Pero ahora la diferencia se ha reducido un poco. A cubierto de los F-16 en mi casa bien caldeada, estremecido y avergonzado, siento la satisfacción de que los israelíes hayan renunciado a su impunidad divina y hayan entrado en Gaza también por tierra. Todavía inconmesurablemente superiores, se mueven en todo caso a ras de suelo y se vuelven por ello un poco palestinos, un poco humanos, un poco vulnerables; quizás esté incluso justificado matarlos. Quizás incluso mueran unos pocos. Quizás -ojalá-, en vez de miedo o admiración, algunos lleguen a inspirarnos también piedad.

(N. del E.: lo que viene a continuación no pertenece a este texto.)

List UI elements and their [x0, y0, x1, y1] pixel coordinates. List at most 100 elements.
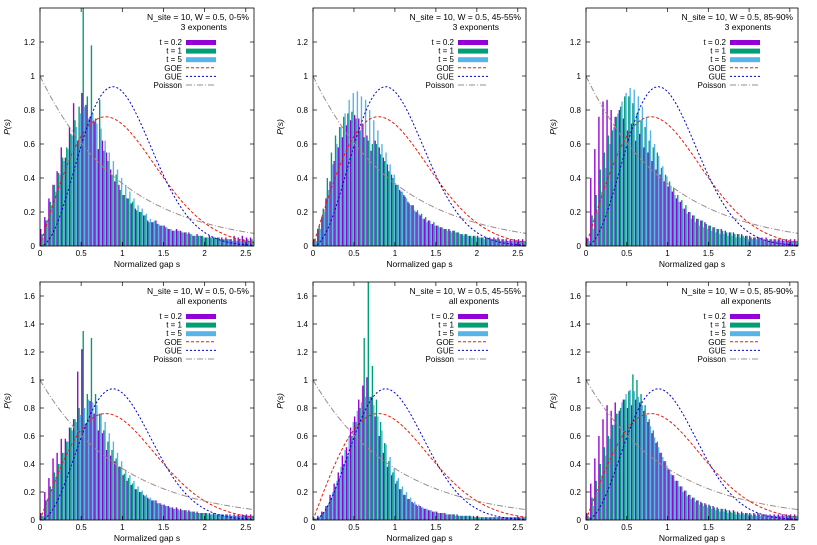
panel-subtitle: all exponents [177, 296, 227, 306]
legend-swatch [186, 314, 216, 319]
bar-t5-4 [59, 464, 61, 520]
bar-t1-1 [318, 225, 320, 246]
bar-t1-27 [697, 500, 699, 520]
bar-t5-11 [88, 399, 90, 520]
bar-t02-41 [753, 513, 755, 520]
bar-t5-10 [356, 91, 359, 246]
bar-t5-25 [418, 504, 420, 520]
y-axis-label: P(s) [275, 393, 285, 409]
bar-t1-15 [103, 150, 105, 246]
y-tick-label: 1 [31, 72, 36, 81]
bar-t5-40 [207, 237, 209, 246]
bar-t1-51 [251, 515, 253, 520]
bar-t5-47 [236, 240, 238, 246]
bar-t1-28 [429, 510, 431, 520]
bar-t02-35 [728, 510, 731, 520]
bar-t5-37 [739, 514, 741, 520]
bar-t5-51 [524, 240, 526, 246]
bar-t1-47 [778, 239, 781, 246]
bar-t5-15 [377, 130, 379, 246]
bar-t02-18 [114, 461, 116, 520]
bar-t02-48 [237, 237, 239, 246]
bar-t5-35 [731, 235, 733, 246]
bar-t02-23 [679, 486, 682, 520]
bar-t5-32 [446, 230, 449, 246]
bar-t02-20 [667, 186, 669, 246]
legend-swatch [730, 331, 760, 337]
bar-t5-2 [596, 212, 599, 246]
bar-t1-21 [127, 478, 130, 520]
bar-t02-34 [452, 230, 454, 246]
bar-t5-39 [475, 517, 477, 520]
y-tick-label: 1.2 [297, 348, 309, 357]
panel-title: N_site = 10, W = 0.5, 85-90% [681, 12, 793, 22]
bar-t1-31 [168, 229, 171, 246]
bar-t5-44 [495, 239, 498, 246]
bar-t02-38 [468, 235, 471, 246]
bar-t02-16 [651, 433, 653, 520]
bar-t1-31 [713, 507, 716, 520]
gue-curve [40, 388, 254, 520]
bar-t5-16 [381, 430, 383, 520]
bar-t5-28 [157, 223, 160, 246]
bar-t02-50 [245, 514, 248, 520]
bar-t5-11 [360, 96, 363, 246]
bar-t5-18 [662, 166, 664, 246]
bar-t5-21 [129, 191, 131, 246]
legend-swatch [458, 314, 488, 319]
bar-t02-10 [81, 93, 83, 246]
x-tick-label: 0 [584, 523, 589, 532]
bar-t1-3 [599, 464, 601, 520]
bar-t5-21 [674, 195, 676, 246]
legend-label: t = 1 [710, 321, 726, 330]
bar-t02-37 [192, 511, 194, 520]
bar-t5-13 [96, 405, 98, 520]
y-tick-label: 0.6 [297, 140, 309, 149]
y-tick-label: 0 [31, 242, 36, 251]
bar-t5-27 [153, 500, 156, 520]
y-tick-label: 1 [577, 376, 582, 385]
bar-t02-7 [68, 427, 71, 520]
x-axis-label: Normalized gap s [386, 533, 452, 543]
bar-t5-26 [149, 218, 152, 246]
bar-t02-28 [700, 220, 702, 246]
bar-t02-11 [630, 123, 633, 246]
bar-t5-16 [381, 144, 383, 246]
bar-t1-11 [86, 96, 89, 246]
bar-t5-11 [633, 391, 635, 520]
bar-t02-4 [56, 171, 58, 246]
bar-t02-6 [337, 472, 339, 520]
bar-t5-30 [166, 227, 168, 246]
bar-t02-15 [647, 152, 649, 246]
y-tick-label: 0.4 [297, 460, 309, 469]
bar-t5-48 [240, 240, 242, 246]
panel-1: 0 0.5 1 1.5 2 2.5 0 0.2 0.4 0.6 0.8 1 1.2 Normalized … [2, 7, 255, 269]
legend-swatch [458, 331, 488, 337]
legend-swatch [458, 322, 488, 328]
bar-t5-13 [641, 405, 644, 520]
bar-t1-37 [193, 511, 196, 520]
bar-t5-41 [211, 237, 213, 246]
bar-t02-21 [126, 198, 128, 246]
bar-t1-45 [498, 517, 501, 520]
poisson-curve [40, 75, 254, 234]
bar-t1-41 [210, 237, 212, 246]
bar-t1-51 [795, 240, 797, 246]
bar-t02-26 [147, 220, 149, 246]
bar-t02-30 [435, 511, 438, 520]
bar-t02-5 [606, 405, 608, 520]
bar-t5-43 [764, 515, 766, 520]
bar-t02-22 [130, 485, 132, 520]
bar-t1-20 [123, 195, 126, 246]
bar-t02-8 [618, 410, 620, 520]
bar-t1-0 [314, 518, 316, 520]
x-axis-label: Normalized gap s [659, 533, 725, 543]
bar-t02-12 [362, 123, 364, 246]
bar-t1-40 [478, 517, 480, 520]
bar-t1-27 [424, 508, 427, 520]
bar-t1-35 [457, 515, 460, 520]
x-tick-label: 1.5 [158, 523, 170, 532]
bar-t1-39 [746, 235, 748, 246]
bar-t02-41 [480, 517, 483, 520]
bar-t1-20 [123, 473, 126, 520]
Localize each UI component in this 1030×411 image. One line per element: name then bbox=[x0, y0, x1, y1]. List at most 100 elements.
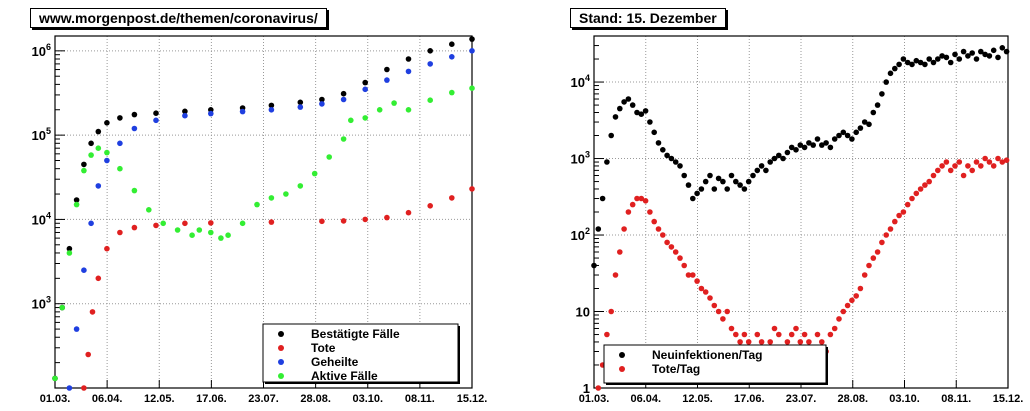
left-legend-label: Bestätigte Fälle bbox=[311, 327, 400, 341]
right-data-point bbox=[771, 325, 778, 332]
left-data-point bbox=[153, 222, 159, 229]
right-data-point bbox=[681, 172, 687, 179]
right-data-point bbox=[608, 308, 614, 315]
right-data-point bbox=[810, 142, 816, 148]
right-data-point bbox=[982, 155, 988, 162]
right-data-point bbox=[947, 167, 954, 174]
right-data-point bbox=[823, 140, 829, 146]
right-data-point bbox=[702, 178, 709, 185]
right-data-point bbox=[612, 114, 619, 120]
right-data-point bbox=[831, 136, 838, 142]
right-data-point bbox=[879, 91, 885, 97]
right-data-point bbox=[965, 53, 971, 59]
right-data-point bbox=[733, 331, 739, 338]
right-data-point bbox=[694, 190, 700, 197]
left-data-point bbox=[131, 187, 138, 194]
left-data-point bbox=[95, 275, 102, 282]
right-data-point bbox=[926, 56, 932, 62]
left-data-point bbox=[449, 195, 455, 201]
right-data-point bbox=[857, 285, 864, 292]
left-data-point bbox=[85, 351, 91, 358]
left-data-point bbox=[449, 54, 455, 60]
right-data-point bbox=[892, 218, 898, 225]
right-data-point bbox=[741, 331, 748, 338]
left-y-tick-label: 105 bbox=[32, 126, 51, 143]
right-data-point bbox=[866, 121, 872, 128]
right-data-point bbox=[883, 232, 889, 238]
left-data-point bbox=[104, 149, 110, 156]
left-data-point bbox=[225, 232, 231, 238]
left-data-point bbox=[340, 96, 347, 103]
right-data-point bbox=[913, 190, 920, 197]
right-y-tick-label: 10 bbox=[576, 305, 590, 320]
right-data-point bbox=[870, 255, 877, 261]
right-x-tick-label: 12.05. bbox=[682, 393, 713, 405]
left-data-point bbox=[117, 115, 123, 121]
right-data-point bbox=[634, 109, 640, 116]
right-data-point bbox=[904, 59, 911, 66]
left-data-point bbox=[340, 136, 347, 142]
right-data-point bbox=[887, 70, 894, 77]
right-data-point bbox=[664, 152, 670, 159]
left-x-tick-label: 01.03. bbox=[40, 393, 71, 405]
right-data-point bbox=[999, 159, 1006, 165]
left-data-point bbox=[160, 220, 166, 227]
right-data-point bbox=[853, 129, 859, 136]
right-data-point bbox=[973, 159, 980, 165]
right-data-point bbox=[724, 186, 730, 192]
right-data-point bbox=[947, 59, 954, 66]
left-data-point bbox=[405, 209, 412, 216]
left-data-point bbox=[319, 218, 325, 225]
left-data-point bbox=[95, 128, 102, 135]
right-data-point bbox=[758, 339, 765, 345]
right-data-point bbox=[909, 195, 915, 202]
right-data-point bbox=[776, 331, 782, 338]
right-data-point bbox=[943, 159, 950, 165]
left-x-tick-label: 28.08. bbox=[300, 393, 331, 405]
left-data-point bbox=[319, 96, 325, 103]
right-data-point bbox=[986, 53, 993, 59]
right-legend-marker bbox=[619, 366, 625, 372]
left-data-point bbox=[104, 120, 110, 126]
left-data-point bbox=[427, 203, 434, 209]
right-data-point bbox=[754, 331, 761, 338]
right-data-point bbox=[840, 308, 847, 315]
right-x-tick-label: 15.12. bbox=[993, 393, 1024, 405]
left-data-point bbox=[340, 90, 347, 97]
left-data-point bbox=[218, 235, 224, 241]
right-data-point bbox=[642, 108, 649, 114]
right-data-point bbox=[737, 339, 743, 345]
right-data-point bbox=[720, 178, 726, 185]
right-x-tick-label: 03.10. bbox=[889, 393, 920, 405]
left-legend-marker bbox=[278, 345, 284, 351]
right-data-point bbox=[844, 302, 851, 309]
left-data-point bbox=[376, 107, 383, 113]
right-data-point bbox=[655, 140, 662, 146]
right-series-0 bbox=[591, 45, 1010, 269]
left-data-point bbox=[66, 250, 73, 256]
right-data-point bbox=[926, 178, 932, 185]
left-data-point bbox=[268, 219, 275, 225]
left-data-point bbox=[208, 220, 214, 226]
left-data-point bbox=[362, 86, 369, 93]
left-data-point bbox=[59, 304, 65, 311]
right-data-point bbox=[982, 51, 988, 58]
right-data-point bbox=[711, 302, 718, 309]
left-data-point bbox=[117, 165, 123, 172]
left-data-point bbox=[73, 201, 80, 208]
right-chart-title: Stand: 15. Dezember bbox=[570, 8, 726, 28]
right-data-point bbox=[797, 339, 804, 345]
right-data-point bbox=[900, 209, 907, 215]
left-data-point bbox=[469, 85, 475, 91]
right-data-point bbox=[677, 163, 683, 169]
right-data-point bbox=[737, 182, 743, 188]
left-data-point bbox=[66, 245, 73, 252]
left-plot-frame bbox=[54, 35, 473, 389]
right-data-point bbox=[767, 339, 773, 345]
right-data-point bbox=[647, 209, 653, 215]
right-data-point bbox=[849, 136, 855, 142]
right-data-point bbox=[621, 99, 627, 105]
left-data-point bbox=[348, 117, 354, 124]
right-data-point bbox=[870, 109, 877, 116]
right-data-point bbox=[836, 132, 842, 139]
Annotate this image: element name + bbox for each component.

Lo «desproporcionado» se llama Dios; lo «proporcionado» se llama justicia humana. Lo «proporcionado divino» es la belleza; lo «desproporcionado humano» es la compasión. Tal vez en los próximos días veamos por fin la imagen de un tanque israelí destruido por los heroicos defensores de Gaza y nos dejemos llevar luego, tras la alegría, por la desproporción de la compasión -inesperada, incomprensible, irracional- frente al cuerpo de un soldado israelí prisionero o muerto. En ausencia de proporciones, en ausencia de justicia, asesinos ahora expuestos al débil, feo y valiente fuego defensivo, quizás los sionistas, muertos, prisioneros o heridos, posados dolorosamente en tierra, nos parezcan por fin -por primera vez- humanos.